(Optional) Pre-Processing on the Float Model - 3.5 English

Vitis AI User Guide (UG1414)

Document ID
UG1414
Release Date
2023-09-28
Version
3.5 English

Pre-processing float32 model transforms and prepares it for quantization. It consists of the following three optional steps:

  • Symbolic shape inference: It is best suited for transformer models.
  • Model optimization: It uses ONNX Runtime native library to rewrite the computation graph, including merging computation nodes and eliminating redundancies to improve Runtime efficiency.
  • ONNX shape inference.

The primary objective of these steps is to enhance quantization quality. The ONNX Runtime quantization tool performs optimally when the tensor's shape is known. Both symbolic shape inference and ONNX shape inference play a crucial role in determining tensor shapes. Symbolic shape inference is particularly effective for transformer-based models, whereas ONNX shape inference works well with other models.

Model optimization performs certain operator fusion, making the quantization tool’s job easier. For instance, a Convolution operator followed by BatchNormalization can be fused into one during the optimization, which enables effective quantization.

ONNX Runtime has a known issue: model optimization cannot output a model size greater than 2 GB. As a result, for large models, optimization must be skipped.

The pre-processing API can be found in the onnxruntime.quantization.shape_inference Python module inside the quant_pre_process() function:

from onnxruntime.quantization import shape_inference

shape_inference.quant_pre_process(
    input_model_path: str,
    output_model_path: str,
    skip_optimization: bool = False,
    skip_onnx_shape: bool = False,
    skip_symbolic_shape: bool = False,
    auto_merge: bool = False,
    int_max: int = 2**31 - 1,
    guess_output_rank: bool = False,
    verbose: int = 0,
    save_as_external_data: bool = False,
    all_tensors_to_one_file: bool = False,
    external_data_location: str = "./",
    external_data_size_threshold: int = 1024,)
 
input_model_path
Path to the input model file.
output_model_path
Path to the output model file.
skip_optimization
Skip the model optimization step if set to true. This might result in ONNX shape inference failure for some models.
skip_onnx_shape
Skip ONNX shape inference. Symbolic shape inference is most effective with transformer-based models. Skipping all shape inferences might reduce the effectiveness of quantization because a tensor with an unknown shape cannot be quantized.
skip_symbolic_shape
Skip symbolic shape inference. Symbolic shape inference is most effective with transformer-based models.
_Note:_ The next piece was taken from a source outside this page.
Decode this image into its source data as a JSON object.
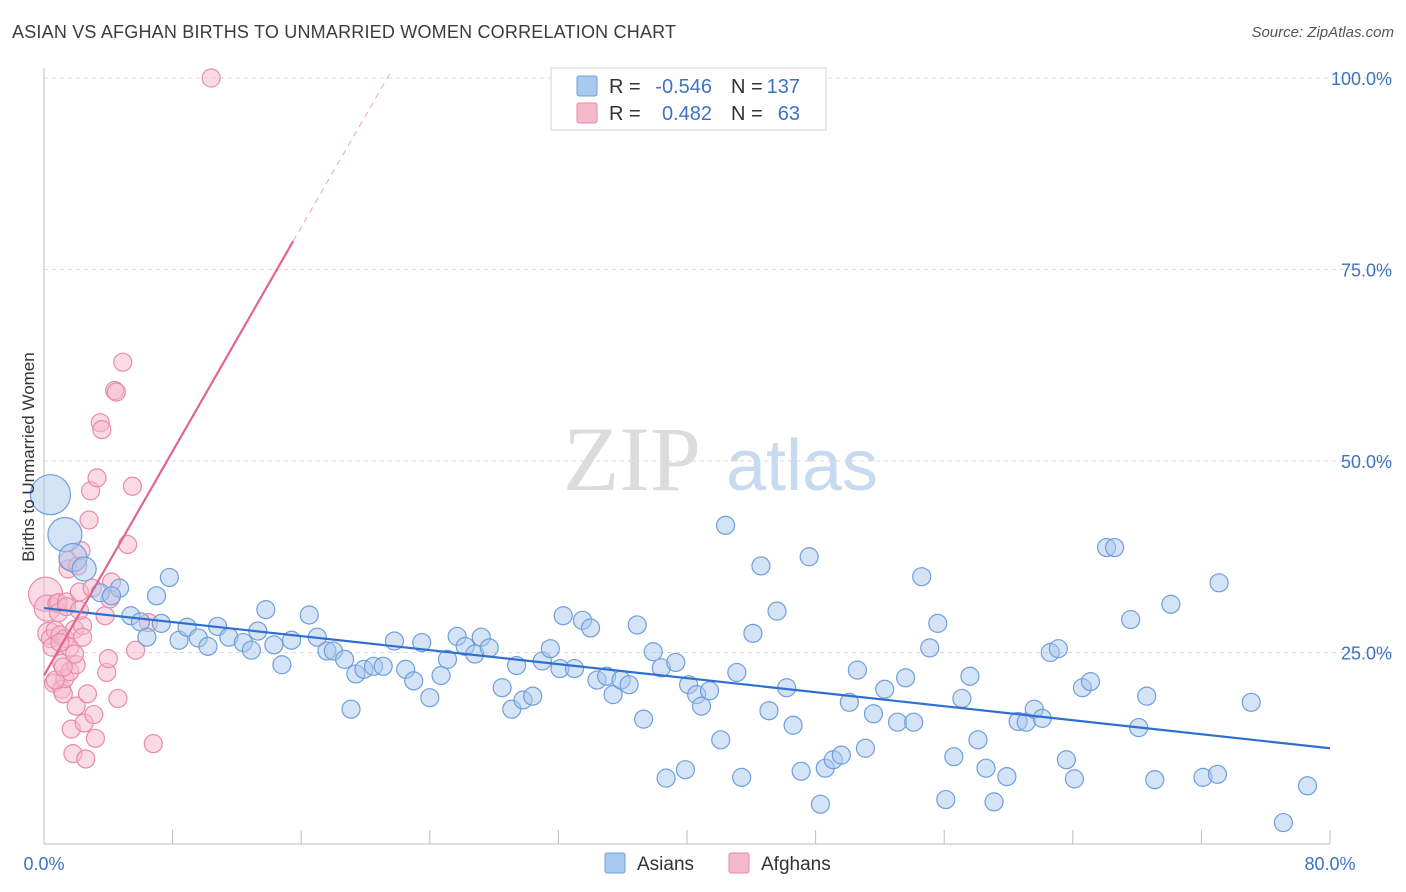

Skipping all shape inferences might reduce the effectiveness of quantization because a tensor with an unknown shape can not be quantized.
auto_merge
For symbolic shape inference. Automatically merge symbolic dims when conflict happens.
int_max
For symbolic shape inference, specify the maximum value for the integer to be treated as boundless for ops like slice.
guess_output_rank
Guess output rank to be the same as input 0 for unknown ops.
verbose
Logs detailed info of inference. Options are 0: turn off, 1: warnings, 3: detailed.
save_as_external_data
Saving an ONNX model to external data.
all_tensors_to_one_file
Saving all the external data to one file.
external_data_location
The file location to save the external file.
external_data_size_threshold
The size threshold for external data.